The offending substance, Methylxanthine, was a minor stimulant contained in over-the-counter cough medicine and the five athletes (Marvin Anderson, Yohan Blake, Allodin Fothergill, Lancford Spence and Sheri-Ann Brooks) all received minor suspensions of three months. This time round, the deja vu scenario is likely to conclude with a similarly light punishment for Fraser, the 23-year-old world and Olympic 100m champion.

She had been due to join Powell in Gateshead but was withdrawn from the field for the women's 100m after it emerged in the wake of her non-appearance in the Lausanne meeting on Thursday that she had tested positive for the banned substance Oxycodon. Fraser has been suspended pending a hearing but the substance is listed on the World Anti-Doping Agency list as a narcotic – not a performance enhancer – and she could escape with a short suspension or even a public warning.

"I have heard it's nothing serious," Powell said. "It's sad that it's happening to someone in my camp but Shelly did not cheat. She took some painkillers. I think if it's not something that makes you perform well – if it's something that makes you perform worse – it shouldn't be on the banned list."

Fraser blamed the positive test on painkillers she had taken when suffering from toothache before a below-par performance at the Diamond League meeting in Shanghai in May. "I have nothing to hide," she said. "But I am upset because everybody is starting to assume I am taking drugs. My reputation is somewhat ruined."
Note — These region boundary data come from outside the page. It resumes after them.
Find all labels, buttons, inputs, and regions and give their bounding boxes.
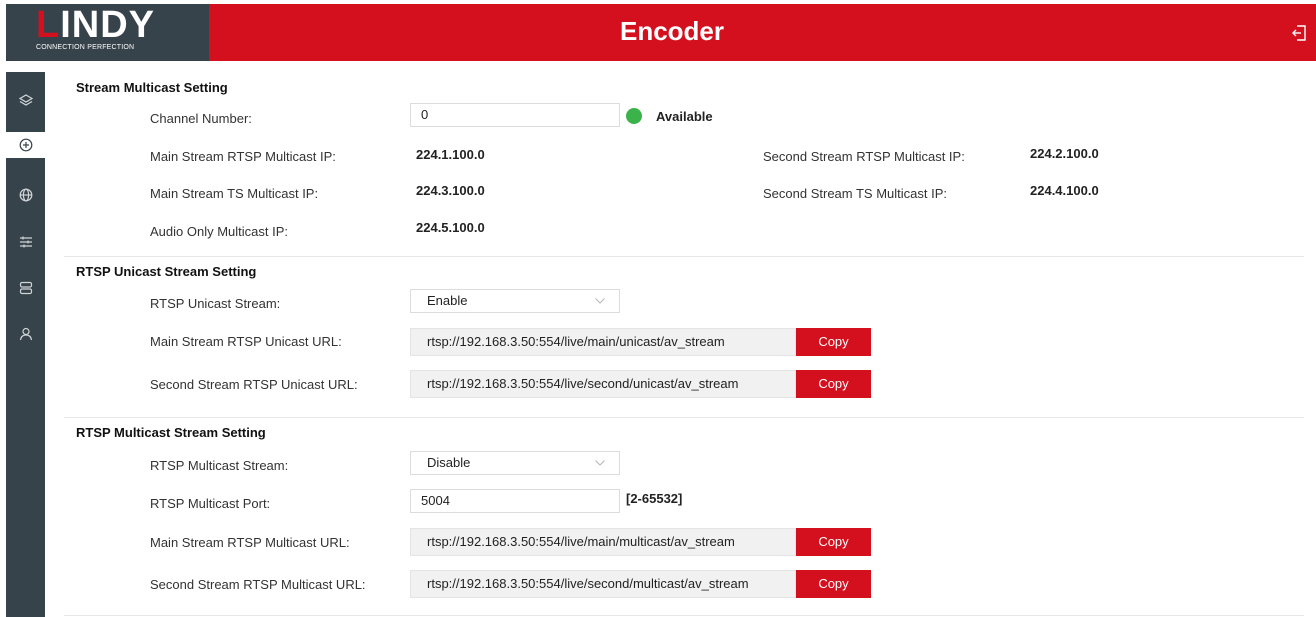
layers-icon: [18, 94, 33, 106]
rtsp-unicast-stream-label: RTSP Unicast Stream:: [150, 296, 281, 311]
channel-status-text: Available: [656, 109, 713, 124]
logout-icon[interactable]: [1292, 25, 1306, 41]
channel-number-input[interactable]: 0: [410, 103, 620, 127]
section-divider: [64, 615, 1304, 616]
channel-number-label: Channel Number:: [150, 111, 252, 126]
second-rtsp-multicast-url-label: Second Stream RTSP Multicast URL:: [150, 577, 366, 592]
main-rtsp-unicast-url-field[interactable]: rtsp://192.168.3.50:554/live/main/unicas…: [410, 328, 796, 356]
globe-icon: [19, 188, 32, 202]
sidebar-item-add[interactable]: [6, 132, 45, 158]
second-rtsp-unicast-url-label: Second Stream RTSP Unicast URL:: [150, 377, 358, 392]
rtsp-multicast-stream-select[interactable]: Disable: [410, 451, 620, 475]
rtsp-unicast-stream-select[interactable]: Enable: [410, 289, 620, 313]
main-ts-multicast-ip-label: Main Stream TS Multicast IP:: [150, 186, 319, 201]
sidebar-item-system[interactable]: [6, 275, 45, 301]
server-icon: [19, 281, 32, 295]
chevron-down-icon: [595, 460, 605, 466]
rtsp-multicast-stream-value: Disable: [427, 455, 471, 470]
user-icon: [19, 327, 32, 341]
copy-main-multicast-url-button[interactable]: Copy: [796, 528, 871, 556]
audio-only-multicast-ip-value: 224.5.100.0: [416, 220, 485, 235]
rtsp-multicast-stream-label: RTSP Multicast Stream:: [150, 458, 289, 473]
sidebar-item-settings[interactable]: [6, 229, 45, 255]
chevron-down-icon: [595, 298, 605, 304]
main-content: Stream Multicast Setting Channel Number:…: [64, 72, 1304, 617]
copy-second-unicast-url-button[interactable]: Copy: [796, 370, 871, 398]
section-title-rtsp-unicast: RTSP Unicast Stream Setting: [76, 264, 257, 279]
second-rtsp-multicast-ip-label: Second Stream RTSP Multicast IP:: [763, 149, 965, 164]
page-title: Encoder: [619, 16, 725, 46]
main-rtsp-unicast-url-label: Main Stream RTSP Unicast URL:: [150, 334, 342, 349]
sliders-icon: [19, 236, 32, 248]
main-rtsp-multicast-url-field[interactable]: rtsp://192.168.3.50:554/live/main/multic…: [410, 528, 796, 556]
sidebar-item-user[interactable]: [6, 321, 45, 347]
top-header: LINDY CONNECTION PERFECTION Encoder: [6, 4, 1316, 61]
rtsp-multicast-port-range: [2-65532]: [626, 491, 683, 506]
copy-second-multicast-url-button[interactable]: Copy: [796, 570, 871, 598]
main-rtsp-multicast-ip-value: 224.1.100.0: [416, 147, 485, 162]
second-rtsp-unicast-url-field[interactable]: rtsp://192.168.3.50:554/live/second/unic…: [410, 370, 796, 398]
plus-circle-icon: [19, 138, 32, 152]
second-rtsp-multicast-url-field[interactable]: rtsp://192.168.3.50:554/live/second/mult…: [410, 570, 796, 598]
main-rtsp-multicast-ip-label: Main Stream RTSP Multicast IP:: [150, 149, 336, 164]
section-title-rtsp-multicast: RTSP Multicast Stream Setting: [76, 425, 266, 440]
audio-only-multicast-ip-label: Audio Only Multicast IP:: [150, 224, 288, 239]
rtsp-multicast-port-label: RTSP Multicast Port:: [150, 496, 271, 511]
rtsp-unicast-stream-value: Enable: [427, 293, 468, 308]
sidebar: [6, 72, 45, 617]
section-divider: [64, 417, 1304, 418]
second-ts-multicast-ip-label: Second Stream TS Multicast IP:: [763, 186, 947, 201]
second-ts-multicast-ip-value: 224.4.100.0: [1030, 183, 1099, 198]
status-indicator-icon: [626, 108, 642, 124]
section-divider: [64, 256, 1304, 257]
sidebar-item-layers[interactable]: [6, 88, 45, 114]
rtsp-multicast-port-input[interactable]: 5004: [410, 489, 620, 513]
section-title-stream-multicast: Stream Multicast Setting: [76, 80, 228, 95]
second-rtsp-multicast-ip-value: 224.2.100.0: [1030, 146, 1099, 161]
copy-main-unicast-url-button[interactable]: Copy: [796, 328, 871, 356]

Ben Johnson's reputation was ruined long ago but the Canadian who failed three drugs tests in the course of his tarnished sprinting career did his old sport few favours by claiming in a BBC Radio Five Live interview on Thursday night that track and field was "all corrupted." It brought a despairing scowl from Gay on the eve of the American's 100m encounter with Powell on Tyneside.

"Him saying 'I have no faith,' or whatever, that's all irrelevant in my eyes," Gay said. "Just because he used performance-enhancing drugs to accomplish what he did doesn't mean everyone else has to."